David Gianonni : « Il y avait un vieux slogan de la Sabam à l’époque qui disait, en substance “Le droit d’auteur, c’est le salaire des auteurs” et entre nous, on se moquait en disant “Le droit d’auteur, c’est le salaire des employés de la Sabam”. Pour moi, il y a une question qui se pose sur la gestion des sociétés d’auteurs, qui est : que font-elles de l’argent entre le moment où elles le perçoivent et le moment où elles le redistribuent. Cet argent, clair qu’il sert à spéculer. Vraisemblablement dans des placements sans risque, sur des comptes à terme : du gagne-petit mais qui, sur la masse perçue, constitue un vrai rendement.

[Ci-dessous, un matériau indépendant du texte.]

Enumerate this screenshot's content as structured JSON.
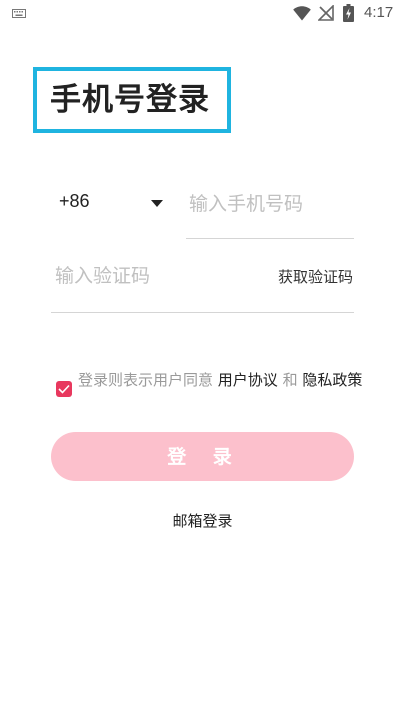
{
  "status_bar": {
    "time": "4:17",
    "icons": [
      "keyboard-icon",
      "wifi-icon",
      "no-signal-icon",
      "battery-charging-icon"
    ]
  },
  "title": "手机号登录",
  "phone": {
    "country_code": "+86",
    "placeholder": "输入手机号码"
  },
  "verification": {
    "placeholder": "输入验证码",
    "get_code_label": "获取验证码"
  },
  "agreement": {
    "checked": true,
    "prefix": "登录则表示用户同意",
    "user_agreement": "用户协议",
    "and": "和",
    "privacy_policy": "隐私政策"
  },
  "login_button": "登 录",
  "email_login": "邮箱登录",
  "colors": {
    "accent": "#e8385e",
    "button_bg": "#fcc0cc",
    "title_highlight": "#1fb4e0"
  }
}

Un groupe inscrit à la Sabam a besoin de l’autorisation de la Sabam pour pouvoir jouer ses propres morceaux. C’est dingue, quand même ! Et puis, une fois que tu es inscrit, c’est super compliqué de te désinscrire. Je me souviens de l’histoire d’un cinéaste affilié à la Sabam, il est invité à un festival et le voilà qui improvise publiquement un bout de musique… Il a reçu quelques jours plus tard une demande de comptes : la Sabam lui réclamait des droits !

Chez MaelstrÖm, on a eu un cas similaire avec Gaston Compère, que tout le monde connaît comme écrivain, mais qui est aussi compositeur de musique – ce qu’en revanche, personne ne sait. Et donc, on avait eu l’idée de sortir une anthologie de ses meilleurs textes poétiques avec un cd gratuit, offert à l’achat du livre. Il a dû lui-même avancer les droits d’édition à la Sabam, je me souviens que c’était 800 euros, en attendant donc qu’elle les lui rétrocède, à 80% (puisqu’il y a un prélèvement de 20% pour les frais de fonctionnement). Et donc, pour la petite histoire, deux ans plus tard, il n’avait toujours rien récupéré des droits qu’il avait avancés !

Mais donc, le truc, c’est que Gaston Compère n’était plus le propriétaire de ses œuvres : toutes ses compositions appartenaient à la Sabam et c’est elle qui décidait de la manière de les gérer. Donc, il n’était pas libre de nous faire cadeau de sa musique ! »

Tandis que nous parlons, entre dans la Boutique Kenan Gorgun, romancier et scénariste. Son arrivée me fait oublier ma question sur les ayants droit des auteurs décédés. Je me souviens, en effet que sur les contrats de la Scam-Sacd qui sont passés plusieurs fois sous mon nez, il y avait cette clause qui obligeait les héritiers à
poursuivre l’affiliation de leurs ascendants.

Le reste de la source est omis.